Some companies, on the other hand have had a good year. Beazley’s stock rose by 50 percent after Zurich acquired it, a large insurance company. Schroders’ stock has increased by 40% since Nuveen acquired it.
The stock of BAE Systems has increased by 31% in the past year, as the war against Iran will increase demand. Other top gainers include BP, Glencore Shell, Centrica and BT Group.
Footsie Index chart analysis
Footsie Index chart | Source: TradingView
Daily timeframe charts show that the FTSE 100 Index is down from its year-to date high of PS10920 in last month’s chart to PS9800 at the moment.
The index is now below PS10,080. This was its lowest point on March 9, this year. The index has fallen below the Fibonacci Retracement of 23.6% at PS10116.

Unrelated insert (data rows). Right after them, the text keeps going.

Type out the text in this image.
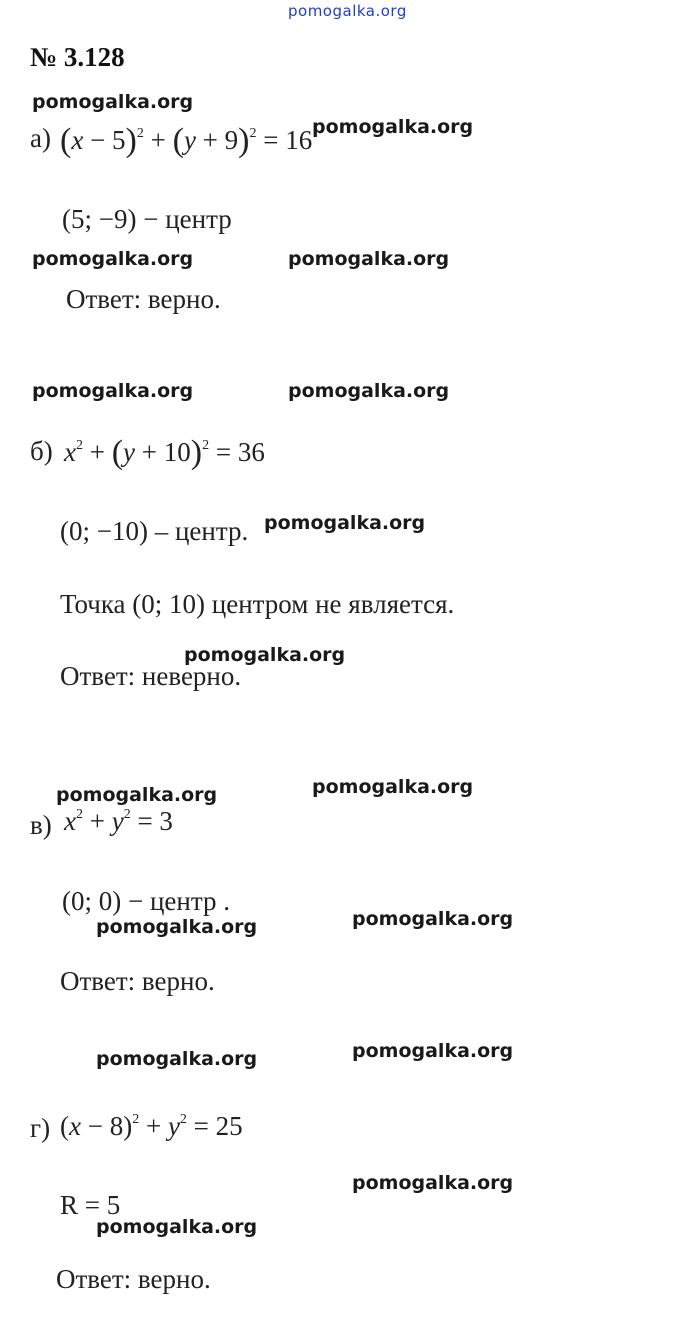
pomogalka.org
№ 3.128
а) $(x - 5)^2 + (y + 9)^2 = 16$
(5; −9) − центр
Ответ: верно.
б) $x^2 + (y + 10)^2 = 36$
(0; −10) – центр.
Точка (0; 10) центром не является.
Ответ: неверно.
в) $x^2 + y^2 = 3$
(0; 0) − центр .
Ответ: верно.
г) $(x - 8)^2 + y^2 = 25$
R = 5
Ответ: верно.
pomogalka.org
pomogalka.org
pomogalka.org	pomogalka.org
pomogalka.org	pomogalka.org
pomogalka.org
pomogalka.org
pomogalka.org
pomogalka.org
pomogalka.org
pomogalka.org
pomogalka.org
pomogalka.org
pomogalka.org
pomogalka.org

The Index fell below both the 50-day Exponential Moving Averages and the 100-day Exponential Moving Averages, while the Relative Strength Index moved near the oversold 30 level.
The stock is likely to continue dropping in the short term. It could even reach the Fibonacci retracement 50% level of PS9,225. Later this year, when signs of the end of war are evident, it will bounce back.
The post FTSE 100 Index Futures Enter Correction as Top UK Shares Plunge may be updated as new information unfolds.